Feyzin, rahmetin, bereketin nişânesi olan, ilâhi kelâm Kur’ân-ı Kerîm’in indirildiği bin aydan daha hayırlı Kadir gecesinin içinde bulunduğu, sevap ve mükâfatın arttığı, metânet ve ahlâkın onarıldığı, nefislerin terbiye edildiği on bir ayın sultanı, ayların incisi “Ramazan Ayı” bu yıl da toplu halde yapılan ibâdetlerden mahrum kalacağımız, yaşlılarımızdan sürekli duyduğumuz “Nerde o Eski Ramazanlar!” cümlesini bizim de söyleyeceğimiz bir ay olacak.

Teravihlerin, mukabelelerin, yardımlaşmaların huzurlu hissettirdiği, iftar sofralarının günlerimizi zenginleştirdiği, Allah’a olan kulluk vazifelerimizi daha çok hatırlayıp, derinden duygulandığımız bu mübârek ayda, bu yıl sadece âilemizle veya tek başımıza yapacağımız ibâdetlerle ve oruç ile bedenimizle birlikte ruhumuzun da temizlendiği, kötülüklerden arınıp, günahlardan bağışlandığımız bir ay olması için gayret göstermeliyiz.

Oruca niyet ederken midemizle değil, nefsimizle tutmaya niyet ederek, farz kılındığı için, içinde güzellikleri barındırdığına inanarak ve teslim olarak tutmalıyız.

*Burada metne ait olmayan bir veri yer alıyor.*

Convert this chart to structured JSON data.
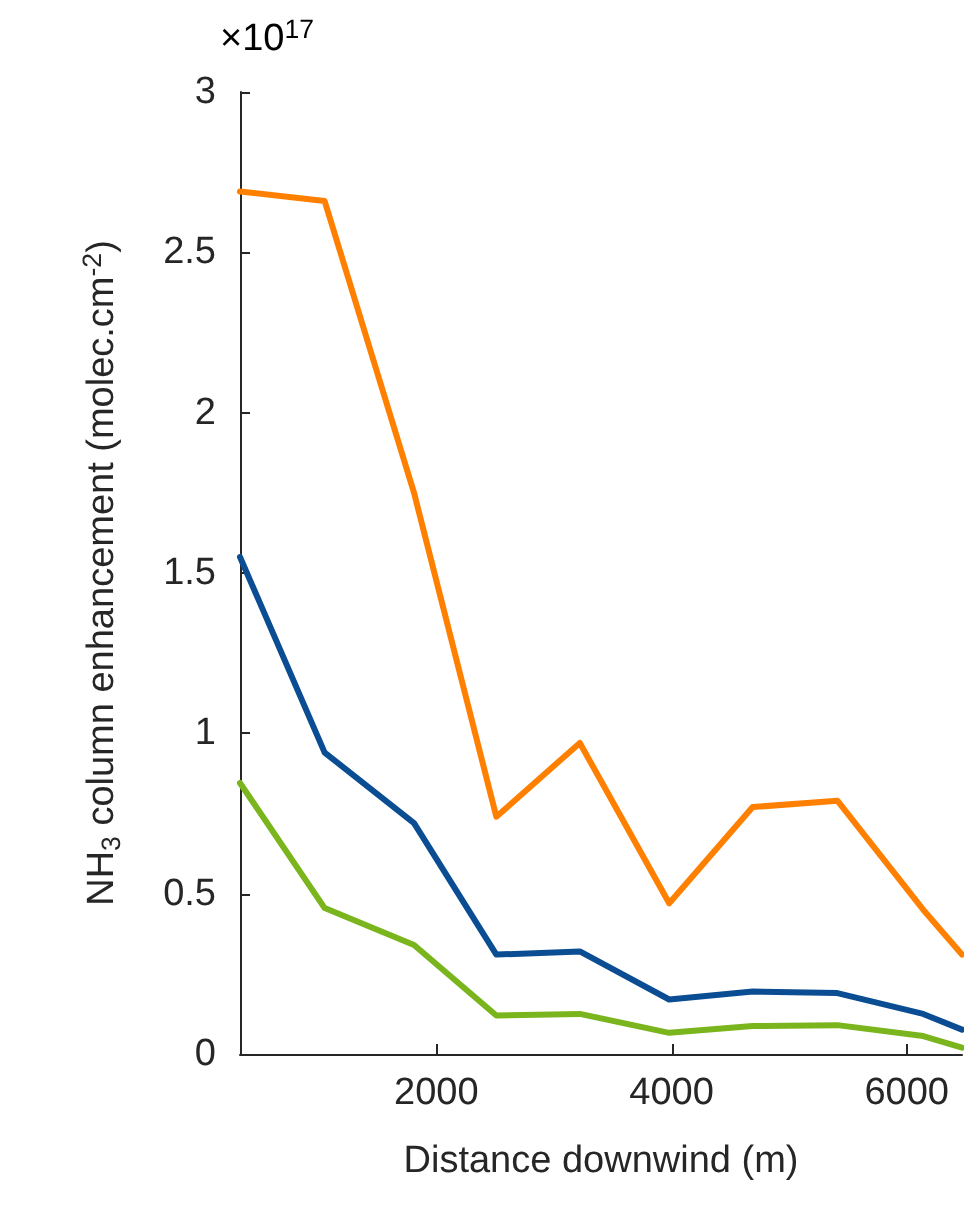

Peygamber efendimiz (s.a.v.)’de “Her hastalığın temeli midedir, şifâsı perhiz, perhizi de oruçtur” diyor ya, bedenimize ve ruhumuza şifâ olması için anlamını idrak ederek tutmaya çalışalım.

Günümüzde kötülüklerin peş peşe yaşandığı kâinatta, camilerimizin ve hatta Kâbe’nin cemaatsiz ve yetim kaldığı bu günlerde, evlerimizi ibâdethanelere dönüştürmemiz için daha neyi bekliyoruz?

Yaşanan onca kötü hâdiseden sonra ders çıkarmamız gerekmiyor mu? Bu dünyaya ne için geldiğimizi, yaşayış gayemizi, nereden geldiğimizi ve nereye gideceğimizi düşünmemiz için daha nelerin yaşanmasını bekliyoruz?

Muhakkak yapacağı hiçbir şey Rabbime zor gelmez fakat biz, cehâletten kurtulmak için daha ne tür âfetlerin gelmesini bekliyoruz?

Aylardır okulların ve bazı iş yerlerinin kapalı olması, sosyal aktivite yapabileceğimiz her yerin yasak îlan edilmesi, evlere kapanıp iç dünyamızla baş başa kalarak tevekkül etmemizi, kendimizi mübârek Ramazan ayına hazırlamamız için değerlendirip, bir fırsata dönüştürmemizi gerektiriyorken sürekli bunalıp, şikâyet ederek elimize ne geçti veya bize ne kazandırır ki?

Ramazan ayına başlarken, bu yıl, her zamankinden daha umutlu bir şekilde günahlardan arınmayı dileyerek milâdımız olması için çaba sarf etmeliyiz.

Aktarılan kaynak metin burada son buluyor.